Wer Gold, Antiquitäten, Oldtimer ein Jahr hält, ist steuerfrei. Bitcoin gehört nach BFH 2023 in dieselbe Kategorie. Wie rechtfertigen Sie persönlich eine Schlechterstellung von Bitcoin gegenüber Gold?
Sehr geehrte Frau Dr. Seitzl,
als Mitglied des Haushaltsausschusses werden Sie das Verfahren zum Bundeshaushalt 2027 mitsteuern, in dem die Krypto-Steuerverschärfung mit einer Milliarde Euro Konsolidierungsbeitrag 2027 eingeplant ist. Hintergrund meiner Frage:
Am 6.7.2026 hat das Bundeskabinett den Regierungsentwurf zum Haushalt 2027 beschlossen: Kryptowerte im Privatvermögen sollen den Einkünften aus Kapitalvermögen zugeordnet werden, Gewinne wären 'unabhängig von der bisherigen Jahresfrist steuerpflichtig' [1]. Laut Finanzminister Klingbeil soll die Änderung ab 1.1.2027 greifen; einen Bestandsschutz für Altbestände enthält der Entwurf nicht [2]. Das umsetzende Steuergesetz fehlt noch — darüber entscheidet der Bundestag.
Der BFH hat Bitcoin mit Urteil IX R 3/22 vom 14.2.2023 als 'sonstiges Wirtschaftsgut' nach §23 EStG anerkannt — dieselbe Kategorie wie Gold und Antiquitäten [3].

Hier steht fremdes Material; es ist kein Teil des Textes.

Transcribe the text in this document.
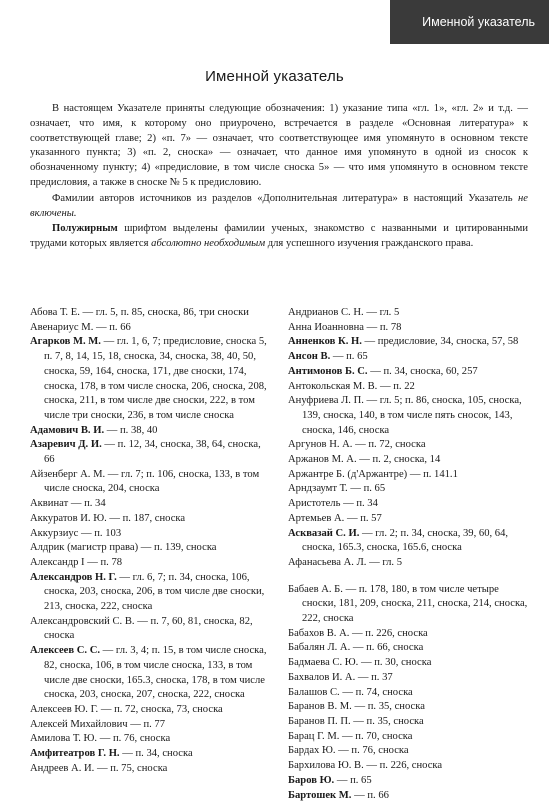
Именной указатель
Именной указатель

В настоящем Указателе приняты следующие обозначения: 1) указание типа «гл. 1», «гл. 2» и т.д. — означает, что имя, к которому оно приурочено, встречается в разделе «Основная литература» к соответствующей главе; 2) «п. 7» — означает, что соответствующее имя упомянуто в основном тексте указанного пункта; 3) «п. 2, сноска» — означает, что данное имя упомянуто в одной из сносок к обозначенному пункту; 4) «предисловие, в том числе сноска 5» — что имя упомянуто в основном тексте предисловия, а также в сноске № 5 к предисловию.

Фамилии авторов источников из разделов «Дополнительная литература» в настоящий Указатель не включены.

Полужирным шрифтом выделены фамилии ученых, знакомство с названными и цитированными трудами которых является абсолютно необходимым для успешного изучения гражданского права.

Абова Т. Е. — гл. 5, п. 85, сноска, 86, три сноски
Авенариус М. — п. 66
Агарков М. М. — гл. 1, 6, 7; предисловие, сноска 5, п. 7, 8, 14, 15, 18, сноска, 34, сноска, 38, 40, 50, сноска, 59, 164, сноска, 171, две сноски, 174, сноска, 178, в том числе сноска, 206, сноска, 208, сноска, 211, в том числе две сноски, 222, в том числе три сноски, 236, в том числе сноска
Адамович В. И. — п. 38, 40
Азаревич Д. И. — п. 12, 34, сноска, 38, 64, сноска, 66
Айзенберг А. М. — гл. 7; п. 106, сноска, 133, в том числе сноска, 204, сноска
Аквинат — п. 34
Аккуратов И. Ю. — п. 187, сноска
Аккурзиус — п. 103
Алдрик (магистр права) — п. 139, сноска
Александр I — п. 78
Александров Н. Г. — гл. 6, 7; п. 34, сноска, 106, сноска, 203, сноска, 206, в том числе две сноски, 213, сноска, 222, сноска
Александровский С. В. — п. 7, 60, 81, сноска, 82, сноска
Алексеев С. С. — гл. 3, 4; п. 15, в том числе сноска, 82, сноска, 106, в том числе сноска, 133, в том числе две сноски, 165.3, сноска, 178, в том числе сноска, 203, сноска, 207, сноска, 222, сноска
Алексеев Ю. Г. — п. 72, сноска, 73, сноска
Алексей Михайлович — п. 77
Амилова Т. Ю. — п. 76, сноска
Амфитеатров Г. Н. — п. 34, сноска
Андреев А. И. — п. 75, сноска
Андрианов С. Н. — гл. 5
Анна Иоанновна — п. 78
Анненков К. Н. — предисловие, 34, сноска, 57, 58
Ансон В. — п. 65
Антимонов Б. С. — п. 34, сноска, 60, 257
Антокольская М. В. — п. 22
Ануфриева Л. П. — гл. 5; п. 86, сноска, 105, сноска, 139, сноска, 140, в том числе пять сносок, 143, сноска, 146, сноска
Аргунов Н. А. — п. 72, сноска
Аржанов М. А. — п. 2, сноска, 14
Аржантре Б. (д'Аржантре) — п. 141.1
Арндзаумт Т. — п. 65
Аристотель — п. 34
Артемьев А. — п. 57
Асквазай С. И. — гл. 2; п. 34, сноска, 39, 60, 64, сноска, 165.3, сноска, 165.6, сноска
Афанасьева А. Л. — гл. 5
Бабаев А. Б. — п. 178, 180, в том числе четыре сноски, 181, 209, сноска, 211, сноска, 214, сноска, 222, сноска
Бабахов В. А. — п. 226, сноска
Бабалян Л. А. — п. 66, сноска
Бадмаева С. Ю. — п. 30, сноска
Бахвалов И. А. — п. 37
Балашов С. — п. 74, сноска
Баранов В. М. — п. 35, сноска
Баранов П. П. — п. 35, сноска
Барац Г. М. — п. 70, сноска
Бардах Ю. — п. 76, сноска
Бархилова Ю. В. — п. 226, сноска
Баров Ю. — п. 65
Бартошек М. — п. 66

Warum sollte das jetzt geändert werden und andere Kategorien nicht? Das schafft Ungleichheit.
Sehr geehrter Herr D.,
vielen Dank für Ihre Frage.
Der Bundesfinanzhof hat 2023 entschieden, dass Bitcoin nach geltendem Recht als „anderes Wirtschaftsgut“ im Sinne des § 23 Einkommensteuergesetz behandelt wird. Gewinne aus privaten Veräußerungen sind deshalb derzeit grundsätzlich nur innerhalb der einjährigen Haltefrist steuerpflichtig. Das Urteil klärt jedoch die Anwendung des geltenden Rechts und schließt eine künftige gesetzliche Neuregelung nicht aus.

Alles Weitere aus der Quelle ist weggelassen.